Reuters: Iran has given U.N. nuclear inspectors operational records for its Natanz uranium enrichment plant, after months of refusing, in a move diplomats said appeared aimed at undermining Western calls for sanctions. By Louis Charbonneau
BERLIN (Reuters) – Iran has given U.N. nuclear inspectors operational records for its Natanz uranium enrichment plant, after months of refusing, in a move diplomats said appeared aimed at undermining Western calls for sanctions.
News of the development, confirmed to Reuters by three diplomats, comes a day before the U.N. Security Council is expected to vote on whether to put sanctions on Tehran.
“They’ve handed over the documents, the operation records. They’re being good guys at the moment,” a European diplomat said on condition of anonymity. “Perhaps they hope this will reduce support for sanctions, especially in Russia.”
Iran began enriching uranium at Natanz, a partly underground plant in central Iran, early this year. This prompted Germany, France and Britain — the “EU3” — to break off 2-1/2 years of talks aimed at persuading Iran to suspend enrichment, a process of purifying uranium for use as fuel in power plants or bombs.
The EU3 later joined forces with the United States, China and Russia to offer Iran incentives if it froze all nuclear fuel work, but Tehran rejected the offer.
The documents, given to the U.N.’s International Atomic Energy Agency (IAEA), include details of Iran’s enrichment work since it began operations at Natanz, two diplomats said.
The IAEA needs to see the plant’s operational records to help it verify that no uranium has been diverted to secret facilities elsewhere in the country. Iran had refused to hand over the documents for months, the diplomats said.
IAEA chief Mohamed ElBaradei has repeatedly criticised Iran for not cooperating completely with his inspectors. He says full transparency is necessary to verify Iran’s nuclear activities are peaceful as the Islamic republic insists is the case.
So far, the IAEA has been unable to rule out the possibility that Iran is secretly developing atomic weapons, as the United States and European Union suspect Tehran is doing.
In a further show of transparency, Iran has agreed to allow agency inspectors to take environmental samples of equipment from a former research institute at Lavizan-Shian, diplomats said. Samples are taken to test for traces of nuclear material.
“The IAEA is scheduled to take samples tomorrow, the day of the (expected) Security Council vote,” said another Western diplomat. “Let’s hope it actually happens.”
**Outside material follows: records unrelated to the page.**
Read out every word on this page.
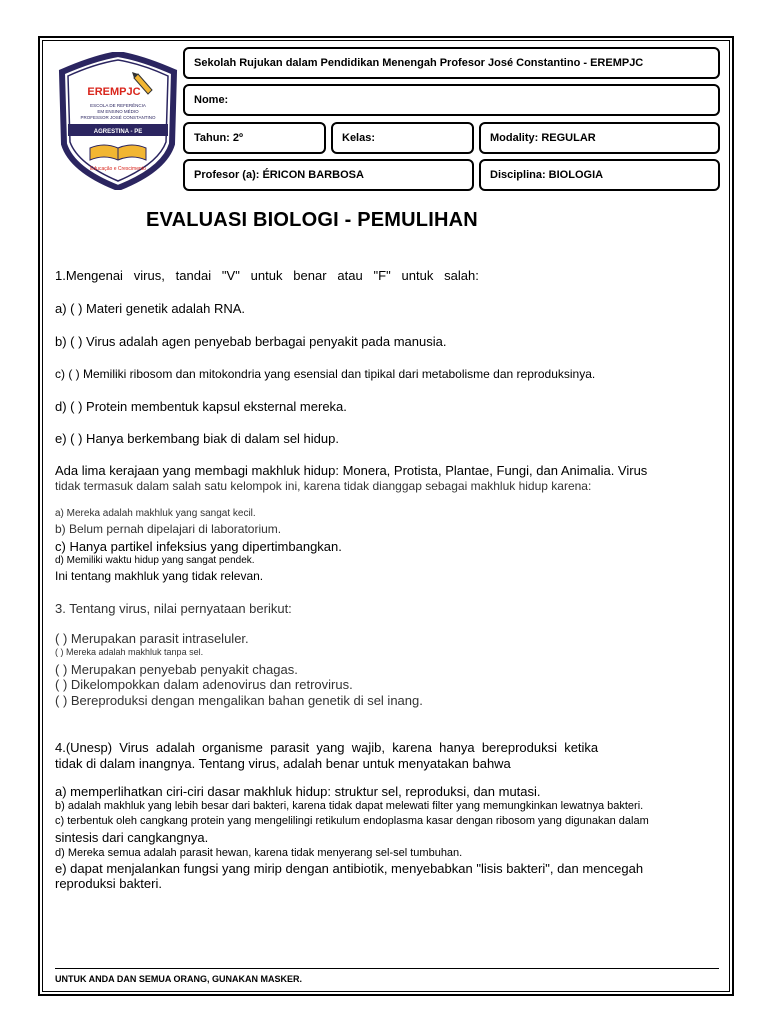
EREMPJC
ESCOLA DE REFERÊNCIA
EM ENSINO MÉDIO
PROFESSOR JOSÉ CONSTANTINO
AGRESTINA - PE
Educação e Crescimento
Sekolah Rujukan dalam Pendidikan Menengah Profesor José Constantino - EREMPJC
Nome:
Tahun: 2º	Kelas:	Modality: REGULAR
Profesor (a): ÉRICON BARBOSA	Disciplina: BIOLOGIA
EVALUASI BIOLOGI - PEMULIHAN
1.Mengenai   virus,   tandai   "V"   untuk   benar   atau   "F"   untuk   salah:
a) ( ) Materi genetik adalah RNA.
b) ( ) Virus adalah agen penyebab berbagai penyakit pada manusia.
c) ( ) Memiliki ribosom dan mitokondria yang esensial dan tipikal dari metabolisme dan reproduksinya.
d) ( ) Protein membentuk kapsul eksternal mereka.
e) ( ) Hanya berkembang biak di dalam sel hidup.
Ada lima kerajaan yang membagi makhluk hidup: Monera, Protista, Plantae, Fungi, dan Animalia. Virus
tidak termasuk dalam salah satu kelompok ini, karena tidak dianggap sebagai makhluk hidup karena:
a) Mereka adalah makhluk yang sangat kecil.
b) Belum pernah dipelajari di laboratorium.
c) Hanya partikel infeksius yang dipertimbangkan.
d) Memiliki waktu hidup yang sangat pendek.
Ini tentang makhluk yang tidak relevan.
3. Tentang virus, nilai pernyataan berikut:
( ) Merupakan parasit intraseluler.
( ) Mereka adalah makhluk tanpa sel.
( ) Merupakan penyebab penyakit chagas.
( ) Dikelompokkan dalam adenovirus dan retrovirus.
( ) Bereproduksi dengan mengalikan bahan genetik di sel inang.
4.(Unesp)  Virus  adalah  organisme  parasit  yang  wajib,  karena  hanya  bereproduksi  ketika
tidak di dalam inangnya. Tentang virus, adalah benar untuk menyatakan bahwa
a) memperlihatkan ciri-ciri dasar makhluk hidup: struktur sel, reproduksi, dan mutasi.
b) adalah makhluk yang lebih besar dari bakteri, karena tidak dapat melewati filter yang memungkinkan lewatnya bakteri.
c) terbentuk oleh cangkang protein yang mengelilingi retikulum endoplasma kasar dengan ribosom yang digunakan dalam
sintesis dari cangkangnya.
d) Mereka semua adalah parasit hewan, karena tidak menyerang sel-sel tumbuhan.
e) dapat menjalankan fungsi yang mirip dengan antibiotik, menyebabkan "lisis bakteri", dan mencegah
reproduksi bakteri.
UNTUK ANDA DAN SEMUA ORANG, GUNAKAN MASKER.
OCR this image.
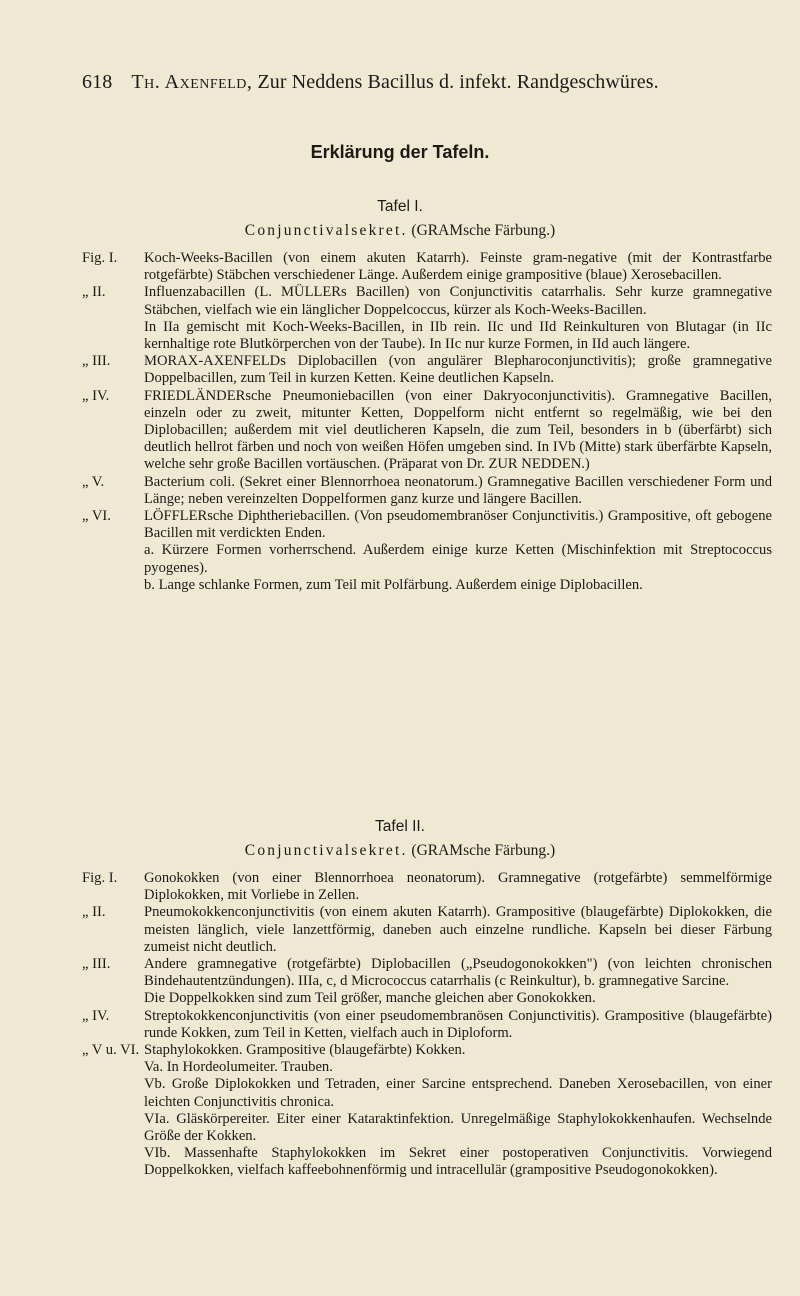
618 Th. Axenfeld, Zur Neddens Bacillus d. infekt. Randgeschwüres.
Erklärung der Tafeln.
Tafel I.
Conjunctivalsekret. (GRAMsche Färbung.)
Fig. I.	Koch-Weeks-Bacillen (von einem akuten Katarrh). Feinste gram-negative (mit der Kontrastfarbe rotgefärbte) Stäbchen verschiedener Länge. Außerdem einige grampositive (blaue) Xerosebacillen.

„ II.	Influenzabacillen (L. MÜLLERs Bacillen) von Conjunctivitis catarrhalis. Sehr kurze gramnegative Stäbchen, vielfach wie ein länglicher Doppelcoccus, kürzer als Koch-Weeks-Bacillen.

In IIa gemischt mit Koch-Weeks-Bacillen, in IIb rein. IIc und IId Reinkulturen von Blutagar (in IIc kernhaltige rote Blutkörperchen von der Taube). In IIc nur kurze Formen, in IId auch längere.

„ III.	MORAX-AXENFELDs Diplobacillen (von angulärer Blepharoconjunctivitis); große gramnegative Doppelbacillen, zum Teil in kurzen Ketten. Keine deutlichen Kapseln.

„ IV.	FRIEDLÄNDERsche Pneumoniebacillen (von einer Dakryoconjunctivitis). Gramnegative Bacillen, einzeln oder zu zweit, mitunter Ketten, Doppelform nicht entfernt so regelmäßig, wie bei den Diplobacillen; außerdem mit viel deutlicheren Kapseln, die zum Teil, besonders in b (überfärbt) sich deutlich hellrot färben und noch von weißen Höfen umgeben sind. In IVb (Mitte) stark überfärbte Kapseln, welche sehr große Bacillen vortäuschen. (Präparat von Dr. ZUR NEDDEN.)

„ V.	Bacterium coli. (Sekret einer Blennorrhoea neonatorum.) Gramnegative Bacillen verschiedener Form und Länge; neben vereinzelten Doppelformen ganz kurze und längere Bacillen.

„ VI.	LÖFFLERsche Diphtheriebacillen. (Von pseudomembranöser Conjunctivitis.) Grampositive, oft gebogene Bacillen mit verdickten Enden.

a. Kürzere Formen vorherrschend. Außerdem einige kurze Ketten (Mischinfektion mit Streptococcus pyogenes).

b. Lange schlanke Formen, zum Teil mit Polfärbung. Außerdem einige Diplobacillen.

Tafel II.
Conjunctivalsekret. (GRAMsche Färbung.)
Fig. I.	Gonokokken (von einer Blennorrhoea neonatorum). Gramnegative (rotgefärbte) semmelförmige Diplokokken, mit Vorliebe in Zellen.

„ II.	Pneumokokkenconjunctivitis (von einem akuten Katarrh). Grampositive (blaugefärbte) Diplokokken, die meisten länglich, viele lanzettförmig, daneben auch einzelne rundliche. Kapseln bei dieser Färbung zumeist nicht deutlich.

„ III.	Andere gramnegative (rotgefärbte) Diplobacillen („Pseudogonokokken") (von leichten chronischen Bindehautentzündungen). IIIa, c, d Micrococcus catarrhalis (c Reinkultur), b. gramnegative Sarcine.

Die Doppelkokken sind zum Teil größer, manche gleichen aber Gonokokken.

„ IV.	Streptokokkenconjunctivitis (von einer pseudomembranösen Conjunctivitis). Grampositive (blaugefärbte) runde Kokken, zum Teil in Ketten, vielfach auch in Diploform.

„ V u. VI. Staphylokokken. Grampositive (blaugefärbte) Kokken.

Va. In Hordeolumeiter. Trauben.

Vb. Große Diplokokken und Tetraden, einer Sarcine entsprechend. Daneben Xerosebacillen, von einer leichten Conjunctivitis chronica.

VIa. Gläskörpereiter. Eiter einer Kataraktinfektion. Unregelmäßige Staphylokokkenhaufen. Wechselnde Größe der Kokken.

VIb. Massenhafte Staphylokokken im Sekret einer postoperativen Conjunctivitis. Vorwiegend Doppelkokken, vielfach kaffeebohnenförmig und intracellulär (grampositive Pseudogonokokken).
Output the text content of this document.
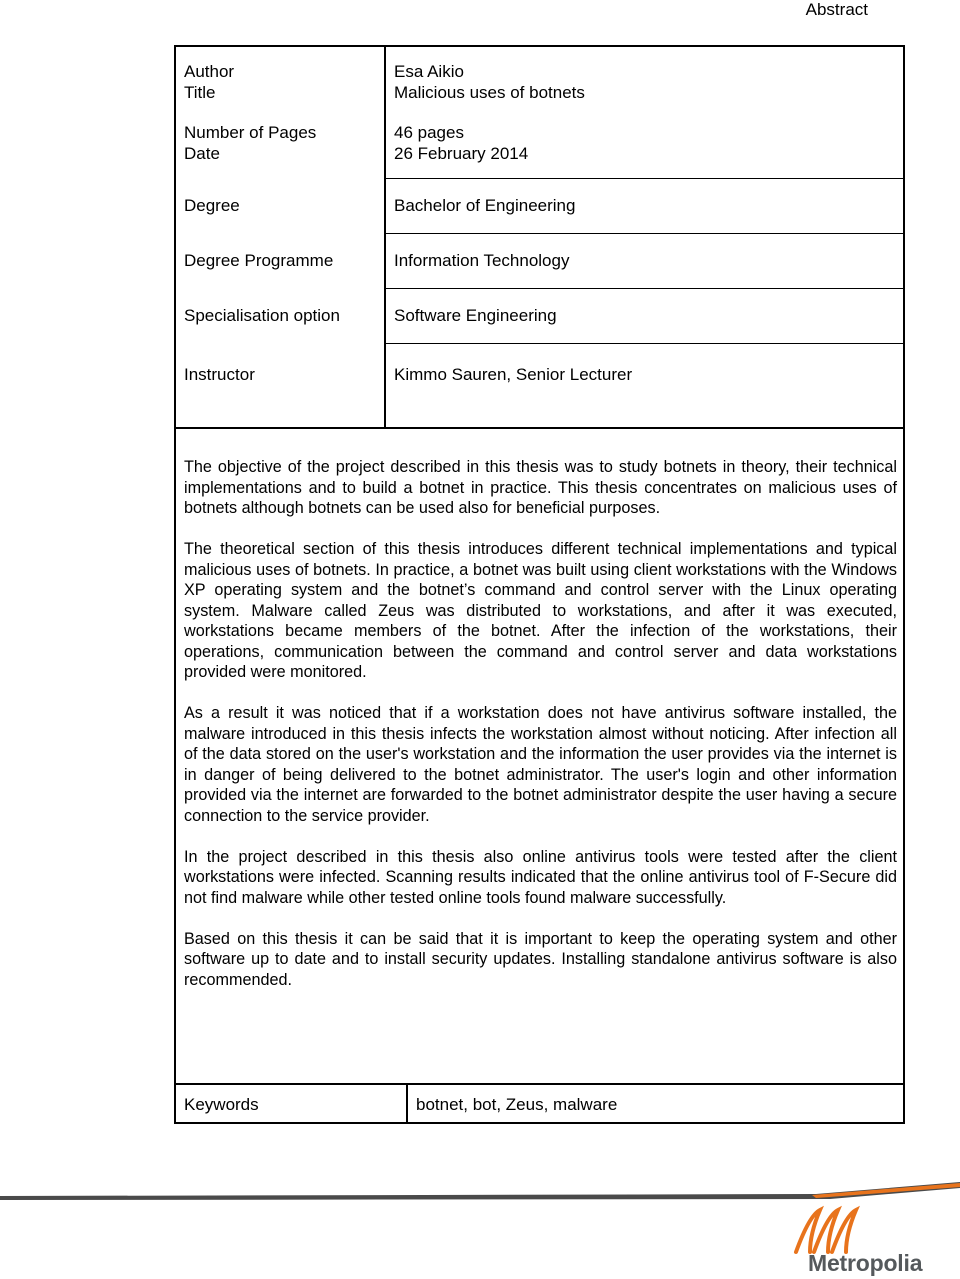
Abstract
Author	Esa Aikio
Title	Malicious uses of botnets
Number of Pages	46 pages
Date	26 February 2014
Degree	Bachelor of Engineering
Degree Programme	Information Technology
Specialisation option	Software Engineering
Instructor	Kimmo Sauren, Senior Lecturer

The objective of the project described in this thesis was to study botnets in theory, their technical implementations and to build a botnet in practice. This thesis concentrates on malicious uses of botnets although botnets can be used also for beneficial purposes.

The theoretical section of this thesis introduces different technical implementations and typical malicious uses of botnets. In practice, a botnet was built using client workstations with the Windows XP operating system and the botnet’s command and control server with the Linux operating system. Malware called Zeus was distributed to workstations, and after it was executed, workstations became members of the botnet. After the infection of the workstations, their operations, communication between the command and control server and data workstations provided were monitored.

As a result it was noticed that if a workstation does not have antivirus software installed, the malware introduced in this thesis infects the workstation almost without noticing. After infection all of the data stored on the user's workstation and the information the user provides via the internet is in danger of being delivered to the botnet administrator. The user's login and other information provided via the internet are forwarded to the botnet administrator despite the user having a secure connection to the service provider.

In the project described in this thesis also online antivirus tools were tested after the client workstations were infected. Scanning results indicated that the online antivirus tool of F-Secure did not find malware while other tested online tools found malware successfully.

Based on this thesis it can be said that it is important to keep the operating system and other software up to date and to install security updates. Installing standalone antivirus software is also recommended.

Keywords	botnet, bot, Zeus, malware
Metropolia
The IAEA took samples earlier this year from some equipment it believes was used at Lavizan but was not allowed to do follow-up sampling. The original samples tested positive for traces of highly enriched uranium.
The diplomats warned that if Germany and the five permanent members of the U.N. Security Council — the United States, Britain, France, Russia and China — reach an agreement over the next few hours on a Security Council resolution imposing sanctions on Iran, Tehran may once again reduce its cooperation.
“If the resolution on sanctions is passed, Iran might close some more doors to U.N. inspectors,” the second diplomat said.